Continuity of the norm of a matrix Lets say that $Q(t)$ is a $n\times n$ matrix that depends on $t\in\mathbb{R}$, and define the matrix $P(t)$ as 
\begin{align*}
P(t) = \int_0^t Q(u)\,du,
\end{align*}
where the integral is taken entry-wise and I assume that the entries of $Q(t)$ are integrable for every $t$. In that sense, the entries of $P(t)$ are continuous. But, what can I say about the continuity of the function $f(t)$ defined as 
\begin{align*}
f(t) = \lvert\lvert P(t) \rvert\rvert\;?
\end{align*}
where $||\cdot||$ is the spectral norm (or operator norm) defined as $\lvert\lvert A \rvert\rvert=\sup_{x\neq 0}\lvert\lvert Ax \rvert\rvert_2/\lvert\lvert x \rvert\rvert_2$. In particular, if $Q(t)$ is symmetric with rank 1, I can write $Q(t) = \lambda_tv^{T}_tv_t$, where $(\lambda_t,v_t)$ is the nonzero eigenpair of $Q(t)$. Then $f(t)$ is 
 \begin{align*}
f(t) = \lvert\lvert \int_0^t \lambda_u v^{T}_uv_u\,du \rvert\rvert\leq \int_0^t \lvert\lvert\lambda_u v^{T}_uv_u\rvert\rvert\,du = \int_0^t|\lambda_u|\,du.
\end{align*}
I'm stuck here. I don't know the answer to the question.
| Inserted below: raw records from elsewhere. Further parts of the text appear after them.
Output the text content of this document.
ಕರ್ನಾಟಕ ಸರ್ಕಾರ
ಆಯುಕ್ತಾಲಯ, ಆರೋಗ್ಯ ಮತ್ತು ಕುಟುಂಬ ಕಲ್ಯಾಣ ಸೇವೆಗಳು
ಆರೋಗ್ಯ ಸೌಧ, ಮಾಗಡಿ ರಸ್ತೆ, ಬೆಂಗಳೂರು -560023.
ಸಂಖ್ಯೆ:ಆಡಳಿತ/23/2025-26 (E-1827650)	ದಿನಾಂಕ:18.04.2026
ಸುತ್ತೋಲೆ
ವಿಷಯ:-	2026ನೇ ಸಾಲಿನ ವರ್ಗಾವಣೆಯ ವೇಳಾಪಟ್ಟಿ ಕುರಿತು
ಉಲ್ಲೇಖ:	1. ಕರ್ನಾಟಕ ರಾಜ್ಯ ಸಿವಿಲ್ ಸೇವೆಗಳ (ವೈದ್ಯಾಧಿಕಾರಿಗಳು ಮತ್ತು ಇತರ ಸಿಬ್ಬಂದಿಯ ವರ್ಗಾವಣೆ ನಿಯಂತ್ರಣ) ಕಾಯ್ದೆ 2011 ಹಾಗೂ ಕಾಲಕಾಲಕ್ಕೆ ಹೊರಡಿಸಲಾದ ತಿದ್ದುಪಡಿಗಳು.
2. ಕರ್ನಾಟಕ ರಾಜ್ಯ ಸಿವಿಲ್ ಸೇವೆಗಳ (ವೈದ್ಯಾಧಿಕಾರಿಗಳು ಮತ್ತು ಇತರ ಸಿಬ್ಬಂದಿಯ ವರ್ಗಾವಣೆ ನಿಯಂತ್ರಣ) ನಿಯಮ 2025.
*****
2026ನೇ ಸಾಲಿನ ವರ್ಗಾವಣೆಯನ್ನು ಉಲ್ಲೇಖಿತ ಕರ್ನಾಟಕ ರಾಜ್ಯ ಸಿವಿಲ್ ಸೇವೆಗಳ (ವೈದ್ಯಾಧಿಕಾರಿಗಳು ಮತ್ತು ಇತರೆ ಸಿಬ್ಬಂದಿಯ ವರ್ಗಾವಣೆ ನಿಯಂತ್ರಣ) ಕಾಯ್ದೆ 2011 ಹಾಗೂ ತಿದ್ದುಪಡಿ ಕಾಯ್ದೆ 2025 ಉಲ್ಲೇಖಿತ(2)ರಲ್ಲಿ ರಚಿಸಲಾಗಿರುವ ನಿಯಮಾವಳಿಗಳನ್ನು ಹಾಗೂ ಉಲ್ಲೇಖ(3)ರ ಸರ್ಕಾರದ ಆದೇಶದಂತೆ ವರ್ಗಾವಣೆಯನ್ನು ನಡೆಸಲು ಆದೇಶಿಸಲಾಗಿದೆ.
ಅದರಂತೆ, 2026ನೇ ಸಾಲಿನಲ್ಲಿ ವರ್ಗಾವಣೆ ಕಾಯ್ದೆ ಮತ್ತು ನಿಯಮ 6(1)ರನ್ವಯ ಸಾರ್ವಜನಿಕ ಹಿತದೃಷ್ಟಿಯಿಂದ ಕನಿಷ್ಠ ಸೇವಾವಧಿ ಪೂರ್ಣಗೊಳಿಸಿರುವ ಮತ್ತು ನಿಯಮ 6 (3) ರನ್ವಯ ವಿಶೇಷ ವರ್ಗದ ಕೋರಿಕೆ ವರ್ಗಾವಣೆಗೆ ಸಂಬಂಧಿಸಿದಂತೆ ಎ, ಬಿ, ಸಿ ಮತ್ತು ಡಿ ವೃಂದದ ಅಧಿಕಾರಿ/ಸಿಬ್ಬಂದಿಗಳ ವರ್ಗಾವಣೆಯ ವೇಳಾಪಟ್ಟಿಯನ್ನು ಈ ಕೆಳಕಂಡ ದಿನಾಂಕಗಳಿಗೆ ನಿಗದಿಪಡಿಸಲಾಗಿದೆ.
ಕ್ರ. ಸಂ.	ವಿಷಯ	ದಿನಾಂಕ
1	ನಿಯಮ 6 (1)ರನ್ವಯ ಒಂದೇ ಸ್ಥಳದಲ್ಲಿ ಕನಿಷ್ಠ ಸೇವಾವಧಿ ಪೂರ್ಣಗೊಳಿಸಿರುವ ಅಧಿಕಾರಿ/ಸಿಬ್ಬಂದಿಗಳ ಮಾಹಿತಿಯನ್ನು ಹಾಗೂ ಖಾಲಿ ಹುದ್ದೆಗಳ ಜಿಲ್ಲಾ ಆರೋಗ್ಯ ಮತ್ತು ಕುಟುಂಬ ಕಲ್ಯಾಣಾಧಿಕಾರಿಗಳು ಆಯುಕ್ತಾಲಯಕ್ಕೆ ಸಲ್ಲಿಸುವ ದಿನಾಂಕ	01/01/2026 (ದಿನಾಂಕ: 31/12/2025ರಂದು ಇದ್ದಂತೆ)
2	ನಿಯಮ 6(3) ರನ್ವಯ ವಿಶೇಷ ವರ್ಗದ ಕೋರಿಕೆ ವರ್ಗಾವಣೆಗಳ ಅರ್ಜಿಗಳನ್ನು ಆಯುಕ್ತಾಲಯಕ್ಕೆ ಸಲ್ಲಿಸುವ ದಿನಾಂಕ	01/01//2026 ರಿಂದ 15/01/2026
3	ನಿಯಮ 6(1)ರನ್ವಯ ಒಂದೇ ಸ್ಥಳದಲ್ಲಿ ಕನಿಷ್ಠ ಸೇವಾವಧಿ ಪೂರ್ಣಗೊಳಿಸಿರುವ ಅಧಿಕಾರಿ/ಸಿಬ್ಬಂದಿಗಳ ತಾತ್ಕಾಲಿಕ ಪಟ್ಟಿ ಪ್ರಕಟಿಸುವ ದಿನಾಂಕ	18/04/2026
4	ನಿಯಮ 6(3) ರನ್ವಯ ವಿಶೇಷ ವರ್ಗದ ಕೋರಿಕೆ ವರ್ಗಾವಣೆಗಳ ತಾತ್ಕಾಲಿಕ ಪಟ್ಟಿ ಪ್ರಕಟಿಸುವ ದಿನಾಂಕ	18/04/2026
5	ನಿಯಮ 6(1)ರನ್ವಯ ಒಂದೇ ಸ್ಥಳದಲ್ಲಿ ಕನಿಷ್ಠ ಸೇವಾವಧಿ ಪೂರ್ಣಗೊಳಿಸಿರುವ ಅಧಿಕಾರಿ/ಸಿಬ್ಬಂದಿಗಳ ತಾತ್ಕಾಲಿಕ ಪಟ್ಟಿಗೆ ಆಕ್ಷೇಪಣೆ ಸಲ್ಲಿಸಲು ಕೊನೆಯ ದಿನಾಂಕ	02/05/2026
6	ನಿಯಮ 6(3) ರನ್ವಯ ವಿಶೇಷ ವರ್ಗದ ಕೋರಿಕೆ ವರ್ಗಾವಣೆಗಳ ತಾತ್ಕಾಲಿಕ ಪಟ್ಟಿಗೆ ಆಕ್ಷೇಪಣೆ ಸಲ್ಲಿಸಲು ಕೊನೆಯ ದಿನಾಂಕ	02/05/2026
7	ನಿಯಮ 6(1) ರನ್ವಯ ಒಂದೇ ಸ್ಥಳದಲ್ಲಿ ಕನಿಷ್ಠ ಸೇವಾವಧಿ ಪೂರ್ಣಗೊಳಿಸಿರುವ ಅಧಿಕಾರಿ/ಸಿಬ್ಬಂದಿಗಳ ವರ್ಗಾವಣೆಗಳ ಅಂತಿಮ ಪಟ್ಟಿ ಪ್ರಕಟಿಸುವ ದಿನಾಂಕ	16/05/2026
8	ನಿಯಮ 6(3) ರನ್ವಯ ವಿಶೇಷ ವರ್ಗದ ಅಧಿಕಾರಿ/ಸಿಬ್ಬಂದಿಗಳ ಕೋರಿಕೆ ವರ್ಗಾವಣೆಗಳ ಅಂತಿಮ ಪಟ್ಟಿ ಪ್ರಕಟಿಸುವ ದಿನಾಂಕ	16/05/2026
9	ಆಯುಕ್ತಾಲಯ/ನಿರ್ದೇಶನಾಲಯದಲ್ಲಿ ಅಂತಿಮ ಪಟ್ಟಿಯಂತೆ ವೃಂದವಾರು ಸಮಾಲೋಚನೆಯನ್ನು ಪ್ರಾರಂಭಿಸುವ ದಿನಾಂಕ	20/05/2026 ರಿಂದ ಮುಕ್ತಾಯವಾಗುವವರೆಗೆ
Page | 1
I'll appreciate comments and clues...
 A: As mentioned in the comment above, there is only one norm on a finite-dimensional $\mathbf{R}$-vector space, up to equivalence. I'll make this a bit more precise.
A (non-degenerate) norm on an $\mathbf{R}$-vector space $V$ is a function $v \mapsto |v|$ from $V$ to $\mathbf{R}_{\geq 0}$ with the properties:


*

*$|av|=|a| |v|$ for all $a \in \mathbf{R}$ and $v \in V$,

*$|v+w| \leq |v|+|w|$ for all $v,w \in V$, and

*$|v|=0 \ \iff \ v=0$.
Two norms $|v|_1$ and $|v|_2$ are equivalent if there are $c_1, c_2 \in \mathbf{R}_{>0}$ such that
$$|v|_1 \leq c_1 |v|_2 \quad \text{and} \quad |v|_2 \leq c_2 |v|_1 \quad \hbox{for all $v \in V$.}$$ For a finite dimensional $\mathbf{R}$-vector space, any two norms are equivalent (for instance, one can prove that any norm on $\mathbf{R}^n$ is equivalent to the max norm given by the absolute value of the largest coordinate). As a consequence, every norm on a finite-dimensional $\mathbf{R}$-vector space is continuous with respect to the topology induced by any isomorphism $V \cong \mathbf{R}^n$ of $\mathbf{R}$-vector spaces. Applying this to the vector space of matrices shows that the operator norm you have defined is continuous, and hence its composition with $t \mapsto P(t)$ is continuous.